Our sale was delayed by 5 months due to COVID so I stopped planning next steps because everything felt so uncertain and still does for that matter. However, the one benefit to the delayed sale was that I could complete the FAFSA application before the sale went through. I now need to deal with the proceeds from the sale and I still might need to complete the CSS form. I would like to keep a portion of the gains liquid to supplement earned income and to help pay for college. The balance I would like to invest for retirement. It’s striking the right balance between liquid and locked away. I have been warned against annuities and paying down my mortgage. Sounds like the advice I’m getting from senior forum contributors is to seek out a financial advisor that doesn’t sell a product like the one that’s already been recommended to me.
ETA…I’m not telling you whether or not to buy the recommended annuity. That is not my area of expertise. At all. I’m suggesting you explore options.
I’m not a financial planner…but I do use one. This person has helped my husband and me make some decisions about where to put our money to benefit us while we are working as well as when we retire.
I guess I’m suggesting you find a person who can give you sound financial advice all around. You have living expenses, college expenses, and really it would be great if you could plan for your retirement.
My opinion.
You mention you might have to do the Profile. What does that mean?
Is your child currently a HS senior? I’m sort of unclear about that. If so, are there more affordable colleges on her application list? Did she apply to any schools where merit aid could be a possibility? Did she apply to public universities in your state of residence?
Yes my son is a HS senior. He has applied early decision to his reach school and if accepted would require us to fill out CSS form which has different rules regarding assets and I now have greater assets than when I completed the FAFSA. Aside from his reach school he has a good range of schools on his list.
Please check the financial aid application deadline for early decision students at this college. There is a priority deadline for ED students. The ED acceptance usually comes with a financial aid offer so that the student and family can determine if the school is affordable. If you haven’t completed the Profile, and the school requires it, you don’t have a complete financial aid application. Your kid won’t get considered for institutional need based aid (which I understand you say he doesn’t likely qualify for this year).
Why would you complete this form after the fact unless the school requires it if you want to apply in subsequent years?

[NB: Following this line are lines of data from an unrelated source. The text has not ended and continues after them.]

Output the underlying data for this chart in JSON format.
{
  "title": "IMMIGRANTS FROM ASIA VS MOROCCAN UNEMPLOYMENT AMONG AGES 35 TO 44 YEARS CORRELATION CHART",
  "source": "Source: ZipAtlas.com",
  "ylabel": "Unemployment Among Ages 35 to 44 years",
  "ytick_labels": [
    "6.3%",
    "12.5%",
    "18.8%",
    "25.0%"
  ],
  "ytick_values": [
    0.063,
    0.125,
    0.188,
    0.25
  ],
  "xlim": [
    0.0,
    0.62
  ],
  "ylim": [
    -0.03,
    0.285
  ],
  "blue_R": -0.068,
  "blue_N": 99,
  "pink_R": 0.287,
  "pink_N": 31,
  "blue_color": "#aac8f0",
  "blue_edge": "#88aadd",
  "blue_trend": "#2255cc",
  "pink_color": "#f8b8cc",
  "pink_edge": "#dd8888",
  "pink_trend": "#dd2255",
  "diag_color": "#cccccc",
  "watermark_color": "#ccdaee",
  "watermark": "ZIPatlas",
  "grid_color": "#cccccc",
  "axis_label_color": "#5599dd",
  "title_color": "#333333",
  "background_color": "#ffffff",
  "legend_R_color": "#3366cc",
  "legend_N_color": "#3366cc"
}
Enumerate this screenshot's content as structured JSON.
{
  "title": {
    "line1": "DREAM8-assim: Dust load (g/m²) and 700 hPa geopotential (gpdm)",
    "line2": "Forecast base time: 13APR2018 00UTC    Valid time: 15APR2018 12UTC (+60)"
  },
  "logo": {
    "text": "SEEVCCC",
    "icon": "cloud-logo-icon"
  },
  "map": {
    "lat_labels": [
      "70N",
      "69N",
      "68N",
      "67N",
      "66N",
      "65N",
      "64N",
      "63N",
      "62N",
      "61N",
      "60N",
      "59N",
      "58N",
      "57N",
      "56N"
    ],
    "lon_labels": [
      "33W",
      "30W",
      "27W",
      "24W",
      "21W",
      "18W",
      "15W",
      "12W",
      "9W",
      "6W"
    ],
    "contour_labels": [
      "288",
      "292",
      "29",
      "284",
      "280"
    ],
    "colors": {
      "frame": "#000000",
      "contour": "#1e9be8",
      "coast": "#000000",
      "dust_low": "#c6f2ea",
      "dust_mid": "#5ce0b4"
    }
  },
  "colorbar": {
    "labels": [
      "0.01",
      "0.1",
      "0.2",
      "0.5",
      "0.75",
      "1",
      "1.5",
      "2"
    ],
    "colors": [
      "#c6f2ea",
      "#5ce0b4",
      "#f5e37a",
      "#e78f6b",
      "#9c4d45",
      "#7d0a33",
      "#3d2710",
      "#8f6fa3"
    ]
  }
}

You don’t wait until after acceptance to fill out CSS. FA deadlines are well before decisions are released to students. Some have even passed already for ED applicants. Besides, even if you were allowed to submit CSS after acceptance, how would you know if you could afford the school without receiving the FA determination?
From my understanding the school my son applied to for ED only requires FAFSA to be completed for application to be considered. They will inform applicant if a CSS profile is required. I will contact the financial aid off directly to clarify.
@stevemerr while some colleges may only require the FAFSA to be completed for the application to be considered most will have a priority CSS deadline for ED students that you don’t want to miss if you want to to get the aid offer early so that final decision can be made. I always recommend filling that out in October also when the FAFSA should be completed…You should be able to find the CSS priority deadline for ED students right on the website under “financial aid deadlines”.
If you dont mind, what school has your son applied to. unless your son is doing ED at University of Chicago, the y state thwart the school only requires the FAFSA if you are only seeking federal aid. if you need institutional aid from there, you must either fill out the CSS profile or Chicago’s own form.
What college “requires” a FAFSA for an admissions decision?